# Alguien sabe arreglar teclados Yamaha PSR.



## julian sanchez (Mar 29, 2007)

que tal, no se si alguien sepa como reparar teclados yamaha PSR, yo tengo uno pero no lo puedo reparar, no le funsiona ningun boton, se escuchan bien todos los sonidos pero no puedo acceder a ningun parametro, ni a la caja de ritmos, culquier ayuda lo agradeceria gracias.


----------



## Sbalderas (May 17, 2007)

Hola Julian! Yo acabo de ingresar en este foro, es evidente que ya paso un tiempo considerable.
 Pero si aun tienes el problema con tu teclado tal vez pueda ayudarte...........
 Es necesario abrirlo y limpiar por dentro los "carboncitos" que traen las plantillas de los botones.


----------



## tiopepe123 (May 17, 2007)

Si, yo tambien arregle uno, en mi caso era una tecla se le habia metido una miguita de pan.

Consejos:

Antes de desmontar fijate con las alturas de los botones puede haber una "pulsado" eso bloquea el resto al utilizar un metodo matricial. (si es asi vuelve por aqui)

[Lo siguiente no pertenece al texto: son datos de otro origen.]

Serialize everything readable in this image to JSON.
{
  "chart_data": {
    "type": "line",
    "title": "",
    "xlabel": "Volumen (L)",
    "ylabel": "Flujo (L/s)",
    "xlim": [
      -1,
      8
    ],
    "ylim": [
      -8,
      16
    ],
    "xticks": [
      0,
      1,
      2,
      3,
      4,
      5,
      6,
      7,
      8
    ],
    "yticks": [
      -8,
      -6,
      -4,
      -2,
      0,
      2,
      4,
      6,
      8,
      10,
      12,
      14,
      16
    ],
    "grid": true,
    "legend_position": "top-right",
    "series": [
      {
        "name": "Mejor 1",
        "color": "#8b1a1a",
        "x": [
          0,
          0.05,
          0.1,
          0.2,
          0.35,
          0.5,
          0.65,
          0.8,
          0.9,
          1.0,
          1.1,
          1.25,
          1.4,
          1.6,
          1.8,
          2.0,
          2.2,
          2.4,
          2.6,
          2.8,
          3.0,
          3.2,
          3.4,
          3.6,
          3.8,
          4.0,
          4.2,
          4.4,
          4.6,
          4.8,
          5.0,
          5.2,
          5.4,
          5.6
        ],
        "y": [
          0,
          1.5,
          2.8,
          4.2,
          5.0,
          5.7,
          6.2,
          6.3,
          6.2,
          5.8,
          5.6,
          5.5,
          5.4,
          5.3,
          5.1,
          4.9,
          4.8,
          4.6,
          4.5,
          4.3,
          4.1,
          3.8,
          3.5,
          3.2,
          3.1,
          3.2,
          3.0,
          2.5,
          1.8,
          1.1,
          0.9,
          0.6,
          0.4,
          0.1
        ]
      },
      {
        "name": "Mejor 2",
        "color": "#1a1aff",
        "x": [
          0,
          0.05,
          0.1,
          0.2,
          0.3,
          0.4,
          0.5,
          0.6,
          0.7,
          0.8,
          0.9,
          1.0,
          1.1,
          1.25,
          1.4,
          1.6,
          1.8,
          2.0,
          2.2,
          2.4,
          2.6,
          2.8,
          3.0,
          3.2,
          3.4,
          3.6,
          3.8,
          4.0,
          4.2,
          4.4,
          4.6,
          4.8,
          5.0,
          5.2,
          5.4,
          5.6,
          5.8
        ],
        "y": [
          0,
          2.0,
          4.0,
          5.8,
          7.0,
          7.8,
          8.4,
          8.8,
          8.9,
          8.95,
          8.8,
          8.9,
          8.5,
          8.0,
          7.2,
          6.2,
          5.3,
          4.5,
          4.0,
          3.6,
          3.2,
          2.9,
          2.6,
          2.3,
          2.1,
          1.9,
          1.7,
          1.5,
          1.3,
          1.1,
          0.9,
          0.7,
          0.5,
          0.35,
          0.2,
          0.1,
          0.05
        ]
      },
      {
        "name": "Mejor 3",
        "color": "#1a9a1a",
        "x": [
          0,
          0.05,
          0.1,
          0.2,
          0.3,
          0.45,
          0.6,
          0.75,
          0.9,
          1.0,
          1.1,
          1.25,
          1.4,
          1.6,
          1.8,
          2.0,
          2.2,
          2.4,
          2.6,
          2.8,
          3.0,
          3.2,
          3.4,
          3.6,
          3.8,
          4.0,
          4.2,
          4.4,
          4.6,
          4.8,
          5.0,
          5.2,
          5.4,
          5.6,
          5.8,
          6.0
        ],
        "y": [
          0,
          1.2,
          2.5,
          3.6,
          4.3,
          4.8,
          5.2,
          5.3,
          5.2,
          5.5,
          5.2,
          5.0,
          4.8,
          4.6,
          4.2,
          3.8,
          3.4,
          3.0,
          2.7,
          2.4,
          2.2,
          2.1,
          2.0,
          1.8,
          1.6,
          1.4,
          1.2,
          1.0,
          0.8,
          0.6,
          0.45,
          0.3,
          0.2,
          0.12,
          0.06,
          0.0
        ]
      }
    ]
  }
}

No utilizar ni disolventes ni alcoholes, solo y exclusivamente agua y jabon, se puede mojar la placa , hasta sumerjirla, no pasa nada ya que los componentes electronicos son estancos.

repasa las pistas de cobre con una lente en busca de grietas microscopicas o utiliza un tester.

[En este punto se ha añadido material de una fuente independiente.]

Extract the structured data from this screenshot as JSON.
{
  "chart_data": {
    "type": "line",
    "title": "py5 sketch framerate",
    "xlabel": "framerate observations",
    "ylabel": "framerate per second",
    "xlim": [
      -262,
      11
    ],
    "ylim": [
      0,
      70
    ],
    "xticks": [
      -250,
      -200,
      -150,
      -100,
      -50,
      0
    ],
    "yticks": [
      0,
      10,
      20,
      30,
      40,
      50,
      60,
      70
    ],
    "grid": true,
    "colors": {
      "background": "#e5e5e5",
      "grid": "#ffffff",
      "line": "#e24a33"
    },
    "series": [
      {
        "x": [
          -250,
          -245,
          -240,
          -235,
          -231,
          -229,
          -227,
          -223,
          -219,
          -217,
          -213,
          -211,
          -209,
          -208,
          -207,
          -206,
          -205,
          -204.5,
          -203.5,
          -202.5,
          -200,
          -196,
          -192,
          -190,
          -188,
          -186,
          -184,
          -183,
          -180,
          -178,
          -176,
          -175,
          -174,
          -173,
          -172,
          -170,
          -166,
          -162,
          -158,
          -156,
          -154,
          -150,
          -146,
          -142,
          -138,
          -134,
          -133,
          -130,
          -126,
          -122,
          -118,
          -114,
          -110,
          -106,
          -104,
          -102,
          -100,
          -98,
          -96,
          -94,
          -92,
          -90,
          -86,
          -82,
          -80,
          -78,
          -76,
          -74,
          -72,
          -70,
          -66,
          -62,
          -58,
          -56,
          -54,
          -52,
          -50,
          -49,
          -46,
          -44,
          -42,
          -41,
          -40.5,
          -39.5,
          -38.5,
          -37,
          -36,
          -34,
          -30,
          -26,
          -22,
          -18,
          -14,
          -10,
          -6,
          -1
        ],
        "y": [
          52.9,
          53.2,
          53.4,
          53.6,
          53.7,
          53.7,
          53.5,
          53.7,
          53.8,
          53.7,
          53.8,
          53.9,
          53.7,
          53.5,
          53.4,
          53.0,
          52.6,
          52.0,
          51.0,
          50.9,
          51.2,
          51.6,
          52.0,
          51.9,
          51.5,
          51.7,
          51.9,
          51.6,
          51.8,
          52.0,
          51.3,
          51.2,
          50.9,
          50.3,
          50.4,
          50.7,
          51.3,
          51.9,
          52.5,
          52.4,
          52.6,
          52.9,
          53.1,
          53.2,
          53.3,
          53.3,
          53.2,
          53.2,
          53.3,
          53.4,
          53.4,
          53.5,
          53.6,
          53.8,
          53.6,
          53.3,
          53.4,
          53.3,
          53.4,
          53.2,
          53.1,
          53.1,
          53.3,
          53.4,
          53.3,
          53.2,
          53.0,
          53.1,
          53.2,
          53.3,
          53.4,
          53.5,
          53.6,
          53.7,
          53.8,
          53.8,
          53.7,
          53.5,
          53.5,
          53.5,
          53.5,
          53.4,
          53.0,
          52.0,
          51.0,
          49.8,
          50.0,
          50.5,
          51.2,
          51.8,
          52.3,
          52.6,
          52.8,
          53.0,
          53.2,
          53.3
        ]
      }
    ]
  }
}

Sigue la maxima que lo que la gente pueda tocas esta roto, examina con cuidado las tecla importantes o de mas uso, deben estar a la misma altura, las pistas limpias y sin brietas,grasas o pegamentos.

si no te funciona comentalo.


----------



## julian sanchez (May 18, 2007)

gracias por sus consejos ya hice de todo pero sigo teniendo el mismo problema no funciona ningun boton solo el cursor para cambiar los sonidos cualquier ayuda se agradeceria y nuevamente gracias.


----------



## rdhtv (Jul 29, 2008)

Hola, yo tambien tengo ese problema pero me di cuenta que era el integrado hd64180rp8 que controla tooodo hasta la disketera, el problema fue que se le cayo acido de la pila. ahora estoy buscando este integrado. Si alguien me puede ayudar por favooor. Gracias


----------